Bus stop in Montreal, Canada
Bus stop in Montreal, Canada

 This photo reached me via facebook and made me wonder: wouldn’t it be great to make public transportation more fun? Waiting at this bus stop in Montreal would be so much more enjoyable… not just for kids, but for everyone!


Public transportation is, of course, a huge factor determining a city’s child-friendliness, or rather citizen-friendliness. I was struck by the vast differences that exist. Here are two personal experiences to illustrate: 


Some years ago while visiting New York City, my husband and I were struggling to figure out how to best get across Brooklyn with our newly purchased double-decker stroller and two sleeping kids inside. We found a bus stop, waited, the bus pulled up -  and then we were in no uncertain terms told by the bus driver that “Strollers are not allowed on the bus”. What??? We could hardly believe this! The driver clarified: “You have to fold it up, to get on”. Hmm… Any parent would start either laughing or crying at this point. After all: two SLEEPING kids in the stroller are basically any parent’s jackpot. One does not mess with them – ever! And to take them out, AND to take all the stuff out of the stroller, to fold it up, and get on the bus… this would take a team of four people and about ten minutes. Not fun! Today I can’t even recall anymore what we did that day: maybe we ended up walking far, or we changed our plans… ? But the bottom line was: buses in NYC are NOT child-friendly, and therefore NOT parent-friendly!  

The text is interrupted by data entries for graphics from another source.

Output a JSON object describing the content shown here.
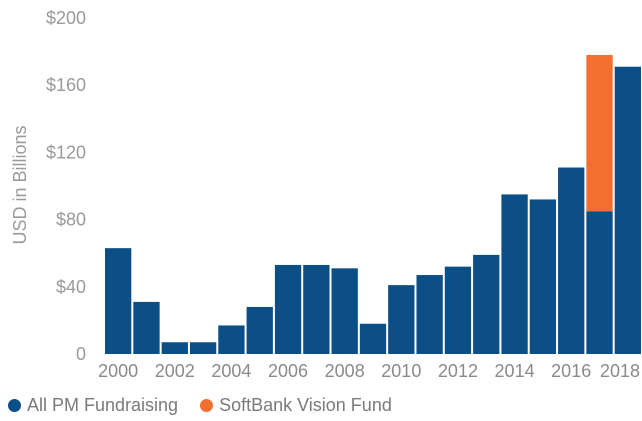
{
  "chart_data": {
    "type": "bar",
    "stacked": true,
    "ylabel": "USD in Billions",
    "ylim": [
      0,
      200
    ],
    "yticks": [
      0,
      40,
      80,
      120,
      160,
      200
    ],
    "ytick_labels": [
      "0",
      "$40",
      "$80",
      "$120",
      "$160",
      "$200"
    ],
    "categories": [
      "2000",
      "2001",
      "2002",
      "2003",
      "2004",
      "2005",
      "2006",
      "2007",
      "2008",
      "2009",
      "2010",
      "2011",
      "2012",
      "2013",
      "2014",
      "2015",
      "2016",
      "2017",
      "2018"
    ],
    "xtick_labels": [
      "2000",
      "2002",
      "2004",
      "2006",
      "2008",
      "2010",
      "2012",
      "2014",
      "2016",
      "2018"
    ],
    "series": [
      {
        "name": "All PM Fundraising",
        "color": "#0b4f86",
        "values": [
          63,
          31,
          7,
          7,
          17,
          28,
          53,
          53,
          51,
          18,
          41,
          47,
          52,
          59,
          95,
          92,
          111,
          85,
          171
        ]
      },
      {
        "name": "SoftBank Vision Fund",
        "color": "#f26f2f",
        "values": [
          0,
          0,
          0,
          0,
          0,
          0,
          0,
          0,
          0,
          0,
          0,
          0,
          0,
          0,
          0,
          0,
          0,
          93,
          0
        ]
      }
    ],
    "legend_position": "bottom-left",
    "grid": false
  }
}
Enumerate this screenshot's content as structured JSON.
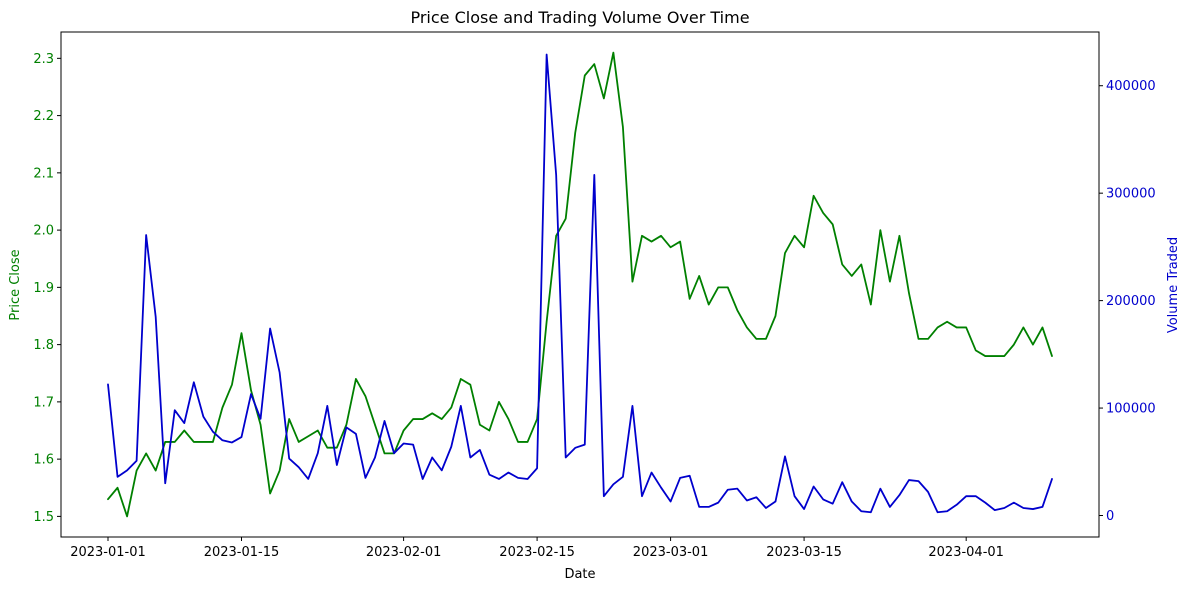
{
  "chart_data": {
    "type": "line",
    "title": "Price Close and Trading Volume Over Time",
    "xlabel": "Date",
    "ylabel_left": "Price Close",
    "ylabel_right": "Volume Traded",
    "x_start": "2023-01-01",
    "x_end": "2023-04-10",
    "x_ticks": [
      "2023-01-01",
      "2023-01-15",
      "2023-02-01",
      "2023-02-15",
      "2023-03-01",
      "2023-03-15",
      "2023-04-01"
    ],
    "ylim_left": [
      1.464,
      2.346
    ],
    "yticks_left": [
      "1.5",
      "1.6",
      "1.7",
      "1.8",
      "1.9",
      "2.0",
      "2.1",
      "2.2",
      "2.3"
    ],
    "ylim_right": [
      -20000,
      450000
    ],
    "yticks_right": [
      "0",
      "100000",
      "200000",
      "300000",
      "400000"
    ],
    "colors": {
      "left": "#008000",
      "right": "#0000cd",
      "axis": "#000000"
    },
    "grid": false,
    "series": [
      {
        "axis": "left",
        "values": [
          1.53,
          1.55,
          1.5,
          1.58,
          1.61,
          1.58,
          1.63,
          1.63,
          1.65,
          1.63,
          1.63,
          1.63,
          1.69,
          1.73,
          1.82,
          1.72,
          1.66,
          1.54,
          1.58,
          1.67,
          1.63,
          1.64,
          1.65,
          1.62,
          1.62,
          1.66,
          1.74,
          1.71,
          1.66,
          1.61,
          1.61,
          1.65,
          1.67,
          1.67,
          1.68,
          1.67,
          1.69,
          1.74,
          1.73,
          1.66,
          1.65,
          1.7,
          1.67,
          1.63,
          1.63,
          1.67,
          1.84,
          1.99,
          2.02,
          2.17,
          2.27,
          2.29,
          2.23,
          2.31,
          2.18,
          1.91,
          1.99,
          1.98,
          1.99,
          1.97,
          1.98,
          1.88,
          1.92,
          1.87,
          1.9,
          1.9,
          1.86,
          1.83,
          1.81,
          1.81,
          1.85,
          1.96,
          1.99,
          1.97,
          2.06,
          2.03,
          2.01,
          1.94,
          1.92,
          1.94,
          1.87,
          2.0,
          1.91,
          1.99,
          1.89,
          1.81,
          1.81,
          1.83,
          1.84,
          1.83,
          1.83,
          1.79,
          1.78,
          1.78,
          1.78,
          1.8,
          1.83,
          1.8,
          1.83,
          1.78
        ]
      },
      {
        "axis": "right",
        "values": [
          122000,
          36000,
          42000,
          51000,
          261000,
          185000,
          30000,
          98000,
          86000,
          124000,
          92000,
          78000,
          70000,
          68000,
          73000,
          113000,
          90000,
          174000,
          133000,
          53000,
          45000,
          34000,
          58000,
          102000,
          47000,
          82000,
          76000,
          35000,
          54000,
          88000,
          58000,
          67000,
          66000,
          34000,
          54000,
          42000,
          64000,
          102000,
          54000,
          61000,
          38000,
          34000,
          40000,
          35000,
          34000,
          44000,
          429000,
          317000,
          54000,
          63000,
          66000,
          317000,
          18000,
          29000,
          36000,
          102000,
          18000,
          40000,
          26000,
          13000,
          35000,
          37000,
          8000,
          8000,
          12000,
          24000,
          25000,
          14000,
          17000,
          7000,
          13000,
          55000,
          18000,
          6000,
          27000,
          15000,
          11000,
          31000,
          13000,
          4000,
          3000,
          25000,
          8000,
          19000,
          33000,
          32000,
          22000,
          3000,
          4000,
          10000,
          18000,
          18000,
          12000,
          5000,
          7000,
          12000,
          7000,
          6000,
          8000,
          34000
        ]
      }
    ]
  }
}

A year or so later, our family was on vacation in Stockholm. Similar scenario: two kids asleep in double stroller, found bus stop, waited, bus pulls up, and: the bus is easy to get on to thanks to a lowered step and exta wide doors. We get on and I go to the front to buy tickets from the driver. And guess what he tells me, as if it’s the most basic idea in the world?! “You don’t need to buy a ticket if you get on with a stroller. People with kids go free!” What??? Needless to say, we were giddy for hours. What a civilized place! Such wonderful people! And such great buses... Incredible! 


So, Stockholm takes today's award for child-(and parent-)friendly city!


I recently read that kids go free on London public transportation. Will do some research on that soon, so stay tuned!


"If we can build a successful city for children we will have a successful city for all people" - Enrique Peñalosa, former Mayor of Bogota, Colombia




- What makes a citiy child-friendly? 


- Which cities are child-friendly? Which ones aren't? Any why? 


- How can architects, urban planners, designers, but also parents, teachers, and kids themselves contribute to cities that are more child-friendly? 


Those are the questions this website will address. I will pick up stories that I read or hear about, feature projects that I come across, and basically want to learn as I go along. I look forward to the journey and would love to receive comments!